The adaptive complexity of parallelized log-concave sampling
Huanjian Zhou, Baoxiang Wang, Masashi Sugiyama
TL;DR
This work establishes the first adaptive lower bounds on the parallel runtime of sampling from high-dimensional log-concave targets. By constructing hardness potentials via a random partition chain and applying smoothing, the authors show that almost-linear adaptive schemes cannot achieve exponentially small total-variation error for unconstrained or box-constrained log-concave distributions in high dimensions. The results emphasize the essential $\ obreak\log(1/\\varepsilon)$ dependence in accuracy and reveal fundamental limits for parallel sampling, with implications for privacy-preserving and rare-event contexts. The methodology blends concentration of conditional Bernoulli variables with chain-structured hardness arguments, and suggests directions for exploring optimal algorithms and diffusion-model sampling regimes.
Abstract
In large-data applications, such as the inference process of diffusion models, it is desirable to design sampling algorithms with a high degree of parallelization.
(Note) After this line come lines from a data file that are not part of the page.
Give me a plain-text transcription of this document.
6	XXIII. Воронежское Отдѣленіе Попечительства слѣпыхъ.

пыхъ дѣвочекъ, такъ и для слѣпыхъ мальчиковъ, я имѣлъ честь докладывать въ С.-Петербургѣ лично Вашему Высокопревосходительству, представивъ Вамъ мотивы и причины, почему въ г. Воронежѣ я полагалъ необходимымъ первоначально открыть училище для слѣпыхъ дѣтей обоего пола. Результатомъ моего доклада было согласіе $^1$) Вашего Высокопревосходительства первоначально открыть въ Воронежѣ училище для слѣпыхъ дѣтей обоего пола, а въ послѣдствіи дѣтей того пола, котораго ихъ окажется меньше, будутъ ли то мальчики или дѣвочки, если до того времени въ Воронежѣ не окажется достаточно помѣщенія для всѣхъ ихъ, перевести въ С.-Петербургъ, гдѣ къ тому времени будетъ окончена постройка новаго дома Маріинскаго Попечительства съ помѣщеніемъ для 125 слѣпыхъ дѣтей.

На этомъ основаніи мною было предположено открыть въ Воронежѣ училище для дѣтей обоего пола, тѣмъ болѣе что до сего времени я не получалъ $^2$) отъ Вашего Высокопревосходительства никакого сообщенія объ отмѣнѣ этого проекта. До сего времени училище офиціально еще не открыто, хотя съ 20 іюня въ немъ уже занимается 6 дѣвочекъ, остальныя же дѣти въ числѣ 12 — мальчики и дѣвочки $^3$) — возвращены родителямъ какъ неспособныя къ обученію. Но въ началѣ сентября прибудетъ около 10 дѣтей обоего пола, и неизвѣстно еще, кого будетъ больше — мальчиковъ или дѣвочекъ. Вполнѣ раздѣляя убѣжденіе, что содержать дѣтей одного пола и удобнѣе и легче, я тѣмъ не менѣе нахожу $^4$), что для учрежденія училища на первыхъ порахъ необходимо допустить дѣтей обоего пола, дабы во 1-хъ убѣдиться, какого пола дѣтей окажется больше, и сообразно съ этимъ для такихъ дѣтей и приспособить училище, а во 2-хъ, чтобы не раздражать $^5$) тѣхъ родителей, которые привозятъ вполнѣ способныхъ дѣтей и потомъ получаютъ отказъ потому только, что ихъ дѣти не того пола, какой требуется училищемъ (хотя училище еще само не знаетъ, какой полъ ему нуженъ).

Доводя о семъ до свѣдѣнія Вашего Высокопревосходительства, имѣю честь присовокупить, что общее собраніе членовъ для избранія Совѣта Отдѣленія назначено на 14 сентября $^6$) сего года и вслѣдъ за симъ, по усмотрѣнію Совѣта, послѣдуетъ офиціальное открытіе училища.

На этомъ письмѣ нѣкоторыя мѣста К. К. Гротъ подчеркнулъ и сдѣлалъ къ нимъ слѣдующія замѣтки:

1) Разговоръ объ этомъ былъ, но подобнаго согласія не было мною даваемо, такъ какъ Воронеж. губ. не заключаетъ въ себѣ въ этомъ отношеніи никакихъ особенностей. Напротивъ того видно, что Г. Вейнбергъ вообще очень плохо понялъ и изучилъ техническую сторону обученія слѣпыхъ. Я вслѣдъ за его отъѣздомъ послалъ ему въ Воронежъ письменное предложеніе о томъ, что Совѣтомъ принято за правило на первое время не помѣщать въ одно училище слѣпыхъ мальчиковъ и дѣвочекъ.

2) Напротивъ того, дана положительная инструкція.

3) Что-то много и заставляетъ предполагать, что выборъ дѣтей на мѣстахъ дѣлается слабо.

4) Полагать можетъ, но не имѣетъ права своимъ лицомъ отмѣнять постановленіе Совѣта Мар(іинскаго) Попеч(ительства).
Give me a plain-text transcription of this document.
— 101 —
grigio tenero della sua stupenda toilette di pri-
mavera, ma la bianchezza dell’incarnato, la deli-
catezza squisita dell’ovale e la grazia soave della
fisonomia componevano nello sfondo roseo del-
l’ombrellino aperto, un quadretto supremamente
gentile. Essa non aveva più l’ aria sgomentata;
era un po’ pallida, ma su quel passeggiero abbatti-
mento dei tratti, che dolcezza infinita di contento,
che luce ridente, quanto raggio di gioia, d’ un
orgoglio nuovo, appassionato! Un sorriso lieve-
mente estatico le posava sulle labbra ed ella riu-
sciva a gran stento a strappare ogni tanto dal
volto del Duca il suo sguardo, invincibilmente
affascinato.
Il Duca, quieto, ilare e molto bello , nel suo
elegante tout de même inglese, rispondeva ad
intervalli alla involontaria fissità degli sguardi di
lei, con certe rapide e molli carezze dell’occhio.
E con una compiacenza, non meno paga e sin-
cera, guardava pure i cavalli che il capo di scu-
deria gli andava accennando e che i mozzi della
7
In this work, we study the adaptive complexity of sampling, which is the minimum number of sequential rounds required to achieve sampling given polynomially many queries executed in parallel at each round. For unconstrained sampling, we examine distributions that are log-smooth or log-Lipschitz and log strongly or non-strongly concave. We show that an almost linear iteration algorithm cannot return a sample with a specific exponentially small error under total variation distance. For box-constrained sampling, we show that an almost linear iteration algorithm cannot return a sample with sup-polynomially small error under total variation distance for log-concave distributions. Our proof relies upon novel analysis with the characterization of the output for the hardness potentials based on the chain-like structure with random partition and classical smoothing techniques.